Background: Medical complications are potential barriers to optimal recovery after acute ischemic stroke. Hypotension and shock can be particularly deleterious to the recovery of the penumbral tissue. The frequency of shock in patients admitted with acute stroke has not been systematically evaluated. We assessed the hypothesis that shock is not uncommon after ischemic stroke and is related to clinical prognosis. Methods: We evaluated a prospectively collected database of consecutive patients admitted to a tertiary hospital with acute ischemic stroke from January 2010 to December 2015. Shock was defined as persisting hypotension requiring vasopressors to maintain mean arterial pressure ≥65 mmHg. Results: A total of 1145 patients (mean age 72 +/-16 years, 56% males) were evaluated. Shock was diagnosed in 15 patients (1.3%). These patients were similar in age, gender, blood pressure at hospital admission, and previous history of coronary artery disease to patients without shock. Sepsis was the most common single etiology of the shock (93%).
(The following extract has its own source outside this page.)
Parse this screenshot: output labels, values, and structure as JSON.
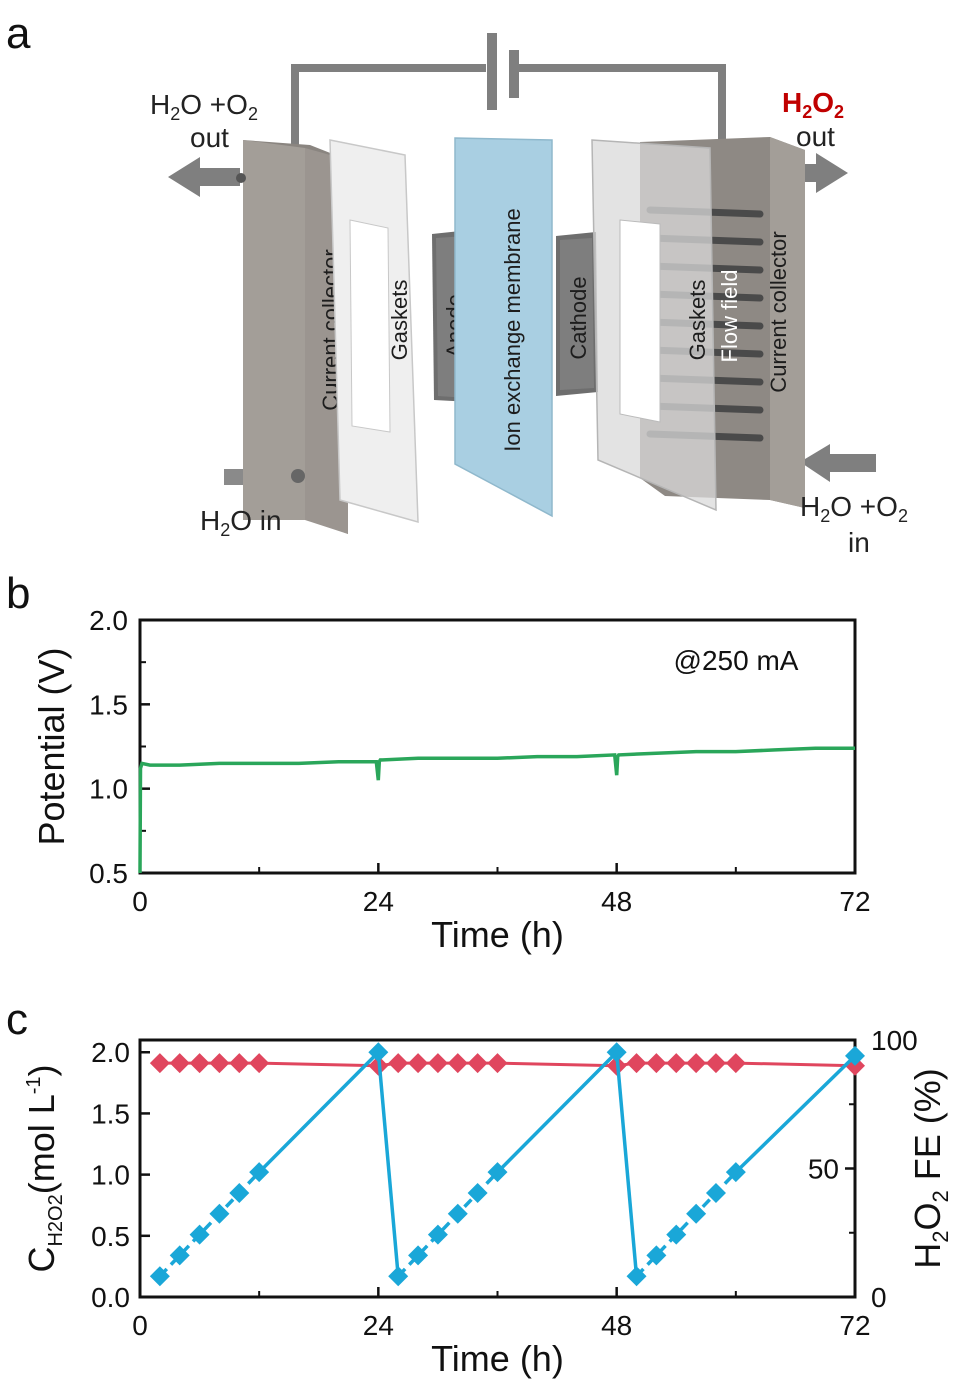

Septic source was pulmonary in 60%, abdominal in 13%, undetermined in 20% and blood borne in 6.6%. Septic shock was diagnosed at a median of 14 days [8,20] after hospital admission. Patients who developed shock had a higher National Institutes of Health Stroke Scale (NIHSS) at admission (12 [8,20] vs 3 [1,10], p<0.01), a higher frequency of diabetes (60% vs 30%, p=0.01), urinary tract infection (27% vs 4.8%, p<0.01), pneumonia (47% versus 4.5%, p<0.01), acute renal (33% vs 0.7%, p<0.01) and respiratory (53% vs 1.8%, p<0.01) failures. Length of hospital stay (39 [29,156] vs 8 days [4, 15], p<0.01) and ICU stay (19[7, 27.5] vs 0 days [0,3], p<0.01) were higher in patients with shock. Shock was associated with a hospital mortality of 80% vs 9% in patients without shock (p<0.01). In multivariate logistic regression analysis, only pneumonia (OR: 16.9, [4.1-69.4],p<0.01) and NIHSS 1.07 [1.01-1.15, p=0.04] at admission were predictors of developing shock during hospital admission. Conclusion: In conclusion, shock was an infrequent but severe complication in patients with stroke and was associated with a very high mortality. Sepsis was the most important etiology.